An indebtedness to a traditional understanding of the self need not necessarily result in a conventional novel. However, in the case of Altered Carbon it does, partly because the novel reworks thriller elements typically found in hardboiled detective fiction or its filmic adaptation, the film noir. An intertextual vicinity to the hardboiled genre has been identified as an important, though not indispensable element of cyberpunk (Nazare 2003: 383). One often encounters stock characters such as “the femme fatale, the wealthy temporary employer, the Mr Big [i. e. the crime boss] and the suspicious authorities” (Butler 2000: 14). All these characters also roam the universe of Altered Carbon. Sometimes, they are characterised by intertextual references. The novel’s narrator-protagonist, for example, is a character modelled on Philip Marlowe, the alienated and elitist detective of the Raymond Chandler’s novels. Similarly, the premise of the thriller – i. e. the fact that Kovacs is employed by the obscenely rich, multiply re-sleeved business tycoon Laurens Bancroft in order to solve Bancroft’s own murder – is an allusion to the 1950 film noir D.O.A., in whose opening scene Frank Bigelow reports his own murder. Also, readers re-encounter the stock character of the femme fatale in Bancroft’s wife; and Kovacs’ complicated relationship with the policewoman Kristin Ortega echoes the troubled relationship the hardboiled detective usually has with authorities.

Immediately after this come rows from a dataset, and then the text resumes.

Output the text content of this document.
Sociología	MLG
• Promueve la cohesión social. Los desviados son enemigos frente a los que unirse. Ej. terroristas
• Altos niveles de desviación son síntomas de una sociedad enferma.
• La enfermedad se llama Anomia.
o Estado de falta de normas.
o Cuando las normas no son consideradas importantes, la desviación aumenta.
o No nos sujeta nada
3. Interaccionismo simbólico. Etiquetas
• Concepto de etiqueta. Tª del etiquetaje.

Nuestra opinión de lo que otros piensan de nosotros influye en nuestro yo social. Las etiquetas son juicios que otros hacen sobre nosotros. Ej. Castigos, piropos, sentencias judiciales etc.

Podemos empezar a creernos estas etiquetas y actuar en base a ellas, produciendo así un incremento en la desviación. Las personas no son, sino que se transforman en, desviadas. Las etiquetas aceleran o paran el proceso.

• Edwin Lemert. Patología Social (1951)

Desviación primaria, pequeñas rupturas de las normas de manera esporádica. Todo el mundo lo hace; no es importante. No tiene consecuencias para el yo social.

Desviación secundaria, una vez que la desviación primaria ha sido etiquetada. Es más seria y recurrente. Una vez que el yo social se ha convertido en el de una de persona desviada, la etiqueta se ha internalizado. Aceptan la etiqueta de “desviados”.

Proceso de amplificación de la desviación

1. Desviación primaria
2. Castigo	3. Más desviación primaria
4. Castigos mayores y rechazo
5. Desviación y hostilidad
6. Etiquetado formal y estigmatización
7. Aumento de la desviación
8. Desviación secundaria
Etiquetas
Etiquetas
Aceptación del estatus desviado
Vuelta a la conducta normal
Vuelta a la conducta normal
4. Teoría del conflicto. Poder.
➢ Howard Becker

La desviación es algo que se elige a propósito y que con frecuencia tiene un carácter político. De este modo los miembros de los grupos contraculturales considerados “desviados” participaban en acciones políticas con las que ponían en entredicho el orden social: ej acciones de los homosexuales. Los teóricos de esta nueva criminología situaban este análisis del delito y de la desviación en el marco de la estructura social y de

Still, the adaption of hardboiled fiction goes deeper than a simple homage to stock characters. In a nutshell, the novel’s intricate plot centres on two elements. The first is Laurens Bancroft’s interest in sadism. The second revolves around religion. Bancroft enjoys the occasional torturing of a prostitute, which, as long as he re-equips her with an appropriate sleeve, does not get him into conflict with the law. In one of his visits to a brothel, Bancroft kills a prostitute who is a Catholic. Catholics, in Altered Carbon’s world, object to being re-sleeved since they believe that this would destroy their soul. Their belief makes Catholics likely murder victims since their objection to being reanimated prevents them from bearing witness in their own murder investigation. These two elements – sex and religion – converge in a political agenda, Resolution 653. Resolution 653 is a law which would allow the reanimation of Catholics for investigative purposes. As it finally turns out, Bancroft, who originally refused to vote against Resolution 653, was drugged by his jealous wife, who acted on behalf of a mighty crime lady (a gendered version of Mr Big), and killed a Catholic prostitute. Through this murder, he became vulnerable to blackmail. In order to escape shame and guilt, Bancroft shot himself, just before his consciousness was uploaded on a remote storage device (which is the reason why he suffers from amnesia and hired Takeshi Kovacs in the first place). Thus, broken down to its basic pattern, Altered Carbon regurgitates the well-known formula of a (rich) married couple’s domestic fight about extra-marital, often perverse sex with a bit of a socio-political agenda – here, a religiously framed conflict connected to the novel’s gothic motif of body swapping – thrown into the mix. This narrative blueprint seems to be hugely pleasing to a mainstream audience and variations of it can, for instance, be found in Raymond Chandler’s The Big Sleep, the 1999 mystery thriller 8 mm and the 2006 neo-noir film The Black Dahlia.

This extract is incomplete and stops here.